PERSONNEL TRAINING. Despite plant or staff size, each plant develops its specific instrumentation training program. At a minimum, operators must be trained in the principles of instrument operation that allow detection of malfunctions. Maintenance personnel should be trained to use the specialized equipment required for instrument maintenance. Training can include short courses, seminars, or formal classes conducted by instrument manufacturers or consultants. It may include the use of videotapes offered by professional organizations [e.g., the Instrumentation, Systems, and Automation Society (Research Triangle Park, North Carolina)]. Regardless of the training source, the format can include lectures and, more importantly, hands-on activities. Whenever possible, hands-on training in the plant should use the actual instruments to be maintained. Written documentation and audio–visual techniques should be used to record the training. Annual allocations for personnel training should be included in the budget. Because advances in the field of instrumentation and control systems occur more rapidly than other areas of plant maintenance (e.g., repair of mechanical process equipment) instrument repair personnel need more frequent training to stay abreast of the industry.
Process Instrumentation
MAINTENANCE CONTRACTS. An effective alternative to having a full-time maintenance technician on staff is to contract with the instrument or control-system supplier or a qualified third-party maintenance organization. This is particularly true for smaller treatment facilities. Larger facilities should carefully evaluate the relative benefits of this approach. A contract with a reputable maintenance organization typically provides access to a skilled technician and specialized test equipment. Various types of service packages are available, ranging from complete service (e.g., parts, routine service calls, and emergency repairs) to simple quarterly visits during normal working hours using parts supplied by the treatment plant. The annual cost of maintenance contracts may be 10% of the equipment cost or more, depending on the response provisions. A negative aspect of maintenance contracts is the outside technician’s relative unfamiliarity with the plant’s equipment compared with that of employees. Additionally, the service organization may not appreciate the relative importance of one device over another. Thus, plant managers must provide direction and arrange priorities for the service people. To ensure that the work performed meets the contract terms, service personnel should be monitored. Some wastewater treatment plants have created hybrid operator–instrument technician positions to allow the needed intimacy with the equipment without creating a full-time, dedicated position. This approach yields additional benefits because the operational knowledge allows the employee to fully understand the process function and importance of a particular device.

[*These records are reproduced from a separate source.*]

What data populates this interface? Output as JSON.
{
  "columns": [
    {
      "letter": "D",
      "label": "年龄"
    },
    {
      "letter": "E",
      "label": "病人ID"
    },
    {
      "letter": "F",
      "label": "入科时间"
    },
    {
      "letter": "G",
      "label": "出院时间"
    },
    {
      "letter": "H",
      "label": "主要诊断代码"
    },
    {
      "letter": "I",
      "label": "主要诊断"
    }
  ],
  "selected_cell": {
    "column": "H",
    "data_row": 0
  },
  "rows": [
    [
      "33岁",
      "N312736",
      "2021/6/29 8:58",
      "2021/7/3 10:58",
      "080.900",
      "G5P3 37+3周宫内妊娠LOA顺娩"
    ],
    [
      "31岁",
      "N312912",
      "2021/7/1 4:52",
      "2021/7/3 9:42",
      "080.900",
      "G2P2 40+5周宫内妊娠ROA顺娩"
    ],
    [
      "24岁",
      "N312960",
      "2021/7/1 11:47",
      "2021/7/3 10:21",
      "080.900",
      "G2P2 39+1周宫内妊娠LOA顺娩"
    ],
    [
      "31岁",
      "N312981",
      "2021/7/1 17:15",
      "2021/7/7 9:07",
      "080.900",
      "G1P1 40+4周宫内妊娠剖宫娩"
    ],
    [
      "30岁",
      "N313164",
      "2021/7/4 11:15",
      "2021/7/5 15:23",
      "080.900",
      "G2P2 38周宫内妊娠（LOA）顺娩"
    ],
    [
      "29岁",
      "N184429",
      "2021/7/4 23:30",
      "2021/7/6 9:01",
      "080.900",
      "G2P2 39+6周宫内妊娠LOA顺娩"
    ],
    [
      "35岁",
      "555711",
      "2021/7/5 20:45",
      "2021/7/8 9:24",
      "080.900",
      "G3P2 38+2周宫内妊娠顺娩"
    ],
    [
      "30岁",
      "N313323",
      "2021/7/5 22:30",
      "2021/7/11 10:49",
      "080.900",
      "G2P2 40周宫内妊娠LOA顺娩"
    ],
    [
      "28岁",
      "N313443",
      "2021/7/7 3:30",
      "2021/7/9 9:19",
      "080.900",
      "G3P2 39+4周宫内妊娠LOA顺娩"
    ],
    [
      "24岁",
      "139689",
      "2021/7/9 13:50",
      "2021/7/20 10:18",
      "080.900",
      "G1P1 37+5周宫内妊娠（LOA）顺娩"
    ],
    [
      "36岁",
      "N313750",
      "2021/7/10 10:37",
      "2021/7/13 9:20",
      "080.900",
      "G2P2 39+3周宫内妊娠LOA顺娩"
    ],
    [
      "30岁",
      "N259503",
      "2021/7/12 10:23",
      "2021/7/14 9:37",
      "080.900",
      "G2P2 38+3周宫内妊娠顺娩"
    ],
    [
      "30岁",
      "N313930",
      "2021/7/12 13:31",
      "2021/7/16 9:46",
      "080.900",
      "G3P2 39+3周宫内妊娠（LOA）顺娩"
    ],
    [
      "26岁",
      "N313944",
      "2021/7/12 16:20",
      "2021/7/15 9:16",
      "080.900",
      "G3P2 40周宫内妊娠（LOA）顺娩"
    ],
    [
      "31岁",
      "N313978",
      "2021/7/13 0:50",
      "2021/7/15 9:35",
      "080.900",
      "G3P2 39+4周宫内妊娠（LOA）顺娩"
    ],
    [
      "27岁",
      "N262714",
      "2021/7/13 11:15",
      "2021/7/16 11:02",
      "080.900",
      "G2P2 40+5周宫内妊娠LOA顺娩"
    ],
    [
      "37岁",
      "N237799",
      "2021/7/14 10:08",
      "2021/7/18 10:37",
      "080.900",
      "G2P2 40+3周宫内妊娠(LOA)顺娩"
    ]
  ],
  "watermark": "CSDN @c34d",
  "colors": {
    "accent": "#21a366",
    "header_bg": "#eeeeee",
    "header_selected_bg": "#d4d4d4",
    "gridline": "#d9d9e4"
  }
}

REFERENCES Isco Inc. (1989) Open Channel Flow Measurement Handbook; Isco Inc. Environmental Division: Lincoln, Nebraska. Skrentner, R. G. (1989) Instrumentation Handbook for Water and Wastewater Treatment Plants; Lewis Publishers: Chelsea, Michigan. Water Environment Federation (1994) Safety and Health in Wastewater Systems, Manual of Practice No. 1; Water Environment Federation: Alexandria, Virginia.
SUGGESTED READING American Water Works Association (2001) Instrumentation and Control (M2), 3rd ed.; American Water Works Association: Denver, Colorado.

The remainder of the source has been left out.